Ahmad Garuda    •    Kamis, 13 Jul 2017 20:32 WIB
toyota
Konsumen Otomotif Anti Ribet, Auto2000 Pakai Jalur Digital
Konsumen otomotif nasional, kini ogah ribet dan cenderung ingin layanan digital.

Metrotvnews.com, Jakarta: Konsumen otomotif nasional, semakin ke sini perilakunya semakin berbeda dengan konsumen otomotif di masa lampau. Kesibukan yang semakin tinggi, membuat mereka tak mau ribet atau diributkan dengan ragam hal yang bisa saja terjadi saat mereka berkendara.

Hal ini diungkapkan langsung Chief Executive Auto2000, Agus Prajitno saat ditemui Metrotvnews.com. Ia menganggap konsumen sekarang itu anti ribet. Mereka tak mau lagi capek-capek datang ke bengkel untuk sekadar cek mobil dan melakukan servis rutin. Sehingga jika ingin layanan aftersales tetap berjalan normal, harus ada inovasi yang mereka telurkan agar tetap bisa memanjakan konsumen.

"Jadi kini kami melihat kebutuhan konsumen tersebut. Kalau bisa mereka tak lagi ke bengkel atau kemana-mana untuk melakukan perawatan mobil, ya mereka akan melakukan itu. Nah kebutuhan inilah yang kami lihat sebagai suatu keharusan inovasi. Sehingga kami perbaharui cara kami melayani konsumen. Yaitu memanfaatkan teknologi dan digitalisasi layanan," klaim Agus di XXI Lounge, pada Kamis (13/7/2017).

Sekarang, lanjut Agus, kalau mereka tidak bergerak cepat dan berinovasi, nanti bisa tertinggal dengan perkembangan teknologi. Kalau sudah begini, tentunya akan sulit untuk terus berada di loni inovatif.

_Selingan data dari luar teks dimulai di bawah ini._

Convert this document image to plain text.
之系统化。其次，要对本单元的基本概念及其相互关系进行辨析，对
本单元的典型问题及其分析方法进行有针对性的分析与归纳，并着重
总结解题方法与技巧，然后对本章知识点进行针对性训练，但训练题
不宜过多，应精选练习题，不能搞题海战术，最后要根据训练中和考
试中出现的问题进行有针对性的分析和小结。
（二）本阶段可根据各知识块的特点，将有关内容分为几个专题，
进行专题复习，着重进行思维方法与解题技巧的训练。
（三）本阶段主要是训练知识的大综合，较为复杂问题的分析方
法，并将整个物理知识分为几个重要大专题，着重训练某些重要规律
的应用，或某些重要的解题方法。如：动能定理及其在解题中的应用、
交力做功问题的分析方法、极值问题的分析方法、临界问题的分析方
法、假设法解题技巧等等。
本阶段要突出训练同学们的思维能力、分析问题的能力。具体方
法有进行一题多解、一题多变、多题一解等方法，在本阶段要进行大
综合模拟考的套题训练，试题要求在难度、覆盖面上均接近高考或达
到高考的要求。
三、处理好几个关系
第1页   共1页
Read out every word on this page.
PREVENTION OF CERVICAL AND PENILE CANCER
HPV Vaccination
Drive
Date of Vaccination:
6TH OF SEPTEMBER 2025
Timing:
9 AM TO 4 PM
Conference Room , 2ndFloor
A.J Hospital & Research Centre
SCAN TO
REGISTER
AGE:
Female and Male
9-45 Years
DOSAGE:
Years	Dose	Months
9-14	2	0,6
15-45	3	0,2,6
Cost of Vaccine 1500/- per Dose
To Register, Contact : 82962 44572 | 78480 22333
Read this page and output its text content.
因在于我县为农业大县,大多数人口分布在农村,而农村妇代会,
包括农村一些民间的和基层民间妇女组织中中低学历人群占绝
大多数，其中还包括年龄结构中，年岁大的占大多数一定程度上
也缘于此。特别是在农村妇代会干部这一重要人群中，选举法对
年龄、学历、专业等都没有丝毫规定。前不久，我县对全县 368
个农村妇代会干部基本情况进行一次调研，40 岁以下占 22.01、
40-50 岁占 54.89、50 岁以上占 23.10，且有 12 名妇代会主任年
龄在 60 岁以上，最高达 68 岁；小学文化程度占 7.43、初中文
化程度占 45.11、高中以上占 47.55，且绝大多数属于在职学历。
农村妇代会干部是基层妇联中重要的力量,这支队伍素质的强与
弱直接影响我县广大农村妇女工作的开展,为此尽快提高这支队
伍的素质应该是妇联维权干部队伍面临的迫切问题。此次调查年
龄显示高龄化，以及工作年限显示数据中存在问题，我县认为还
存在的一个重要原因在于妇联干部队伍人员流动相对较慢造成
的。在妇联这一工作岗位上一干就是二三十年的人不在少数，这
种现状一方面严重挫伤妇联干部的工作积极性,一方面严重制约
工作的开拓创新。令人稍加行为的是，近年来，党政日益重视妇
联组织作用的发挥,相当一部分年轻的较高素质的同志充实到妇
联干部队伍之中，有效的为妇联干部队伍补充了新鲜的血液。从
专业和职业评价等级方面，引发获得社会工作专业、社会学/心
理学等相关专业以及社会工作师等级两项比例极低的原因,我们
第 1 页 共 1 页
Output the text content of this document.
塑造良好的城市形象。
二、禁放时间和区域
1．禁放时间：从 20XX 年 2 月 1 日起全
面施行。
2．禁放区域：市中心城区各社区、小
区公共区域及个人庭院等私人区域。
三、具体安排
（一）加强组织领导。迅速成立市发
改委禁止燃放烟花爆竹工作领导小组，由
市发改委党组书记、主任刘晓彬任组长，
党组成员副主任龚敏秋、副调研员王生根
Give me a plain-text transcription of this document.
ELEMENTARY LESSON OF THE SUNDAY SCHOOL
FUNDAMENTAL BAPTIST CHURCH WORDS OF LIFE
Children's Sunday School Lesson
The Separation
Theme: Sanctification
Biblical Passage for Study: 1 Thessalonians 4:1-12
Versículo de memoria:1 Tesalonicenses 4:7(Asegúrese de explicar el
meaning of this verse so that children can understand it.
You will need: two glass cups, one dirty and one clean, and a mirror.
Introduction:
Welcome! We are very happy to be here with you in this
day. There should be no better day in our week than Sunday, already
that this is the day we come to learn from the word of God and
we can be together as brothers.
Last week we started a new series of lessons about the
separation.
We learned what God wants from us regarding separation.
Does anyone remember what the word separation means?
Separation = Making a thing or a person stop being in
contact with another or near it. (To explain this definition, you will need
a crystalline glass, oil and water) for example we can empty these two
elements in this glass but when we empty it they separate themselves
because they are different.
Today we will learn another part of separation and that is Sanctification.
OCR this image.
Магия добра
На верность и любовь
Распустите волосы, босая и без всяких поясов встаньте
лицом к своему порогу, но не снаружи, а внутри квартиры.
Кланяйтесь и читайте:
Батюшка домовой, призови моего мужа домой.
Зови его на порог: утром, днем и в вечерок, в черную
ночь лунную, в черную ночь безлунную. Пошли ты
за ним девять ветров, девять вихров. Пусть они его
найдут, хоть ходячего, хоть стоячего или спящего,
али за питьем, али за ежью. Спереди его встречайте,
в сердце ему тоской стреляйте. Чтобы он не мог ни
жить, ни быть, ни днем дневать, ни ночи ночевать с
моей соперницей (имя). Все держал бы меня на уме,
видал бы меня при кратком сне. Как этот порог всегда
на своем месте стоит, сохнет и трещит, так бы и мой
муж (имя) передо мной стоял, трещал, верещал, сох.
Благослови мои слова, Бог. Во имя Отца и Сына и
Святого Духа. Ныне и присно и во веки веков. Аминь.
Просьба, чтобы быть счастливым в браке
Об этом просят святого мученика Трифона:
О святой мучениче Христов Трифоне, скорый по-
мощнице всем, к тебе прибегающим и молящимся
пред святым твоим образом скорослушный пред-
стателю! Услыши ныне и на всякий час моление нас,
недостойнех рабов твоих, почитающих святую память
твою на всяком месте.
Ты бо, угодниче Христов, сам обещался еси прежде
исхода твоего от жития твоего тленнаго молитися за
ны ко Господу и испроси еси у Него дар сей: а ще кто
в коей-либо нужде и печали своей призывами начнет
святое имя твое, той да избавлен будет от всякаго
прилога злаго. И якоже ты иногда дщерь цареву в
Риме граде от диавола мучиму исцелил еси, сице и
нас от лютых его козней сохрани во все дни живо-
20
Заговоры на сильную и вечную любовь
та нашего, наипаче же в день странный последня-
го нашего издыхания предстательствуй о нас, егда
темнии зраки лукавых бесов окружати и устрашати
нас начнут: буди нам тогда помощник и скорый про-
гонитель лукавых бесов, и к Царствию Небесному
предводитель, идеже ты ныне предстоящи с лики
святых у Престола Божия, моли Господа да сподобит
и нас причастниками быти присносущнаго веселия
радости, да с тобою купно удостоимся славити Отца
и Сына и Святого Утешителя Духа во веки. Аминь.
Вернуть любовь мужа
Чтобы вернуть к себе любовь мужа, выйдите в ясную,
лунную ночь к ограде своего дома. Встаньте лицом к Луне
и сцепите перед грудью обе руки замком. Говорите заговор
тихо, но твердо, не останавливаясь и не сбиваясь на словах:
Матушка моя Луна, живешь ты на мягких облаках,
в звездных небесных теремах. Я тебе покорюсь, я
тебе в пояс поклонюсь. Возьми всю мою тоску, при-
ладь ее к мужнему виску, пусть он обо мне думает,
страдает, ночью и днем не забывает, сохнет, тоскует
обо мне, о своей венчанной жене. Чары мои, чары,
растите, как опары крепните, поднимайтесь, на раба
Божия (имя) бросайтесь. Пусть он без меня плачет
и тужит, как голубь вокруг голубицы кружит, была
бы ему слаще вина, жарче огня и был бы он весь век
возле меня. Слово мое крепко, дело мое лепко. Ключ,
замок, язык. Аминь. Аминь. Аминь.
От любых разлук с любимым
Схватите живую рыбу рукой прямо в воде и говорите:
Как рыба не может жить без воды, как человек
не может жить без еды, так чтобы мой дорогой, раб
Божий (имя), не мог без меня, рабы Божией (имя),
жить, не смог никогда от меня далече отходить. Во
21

"Kami melihat ini sebagai sebuah tantangan. Tapi kami siap dengan itu. Kami juga tidak mau hal-hal yang berbau instan, sehingga penanganan konsumen terkesan asal. Semua karyawan kami latih agar tanggap menggunakan teknologi terbaru dengan platform digital. Sehingga layanan ke konsumen bisa lebih baik."

Adapun layanan yang mereka digitalisasikan adalah Toyota Home Service (THS Online) serta sistem trade-in terbaru. Namun khusus untuk pembelian unit mobil, Agus menilai bahwa mereka belum bisa menjanjikan seperti itu. Lantaran ada tanda tangan hitam di atas putih menggunakan tinta basah. Ini regulasi, tapi jika suatu saat nanti regulasi sudah mengarah ke digitalisasi, mereka menyatakan sudah siap.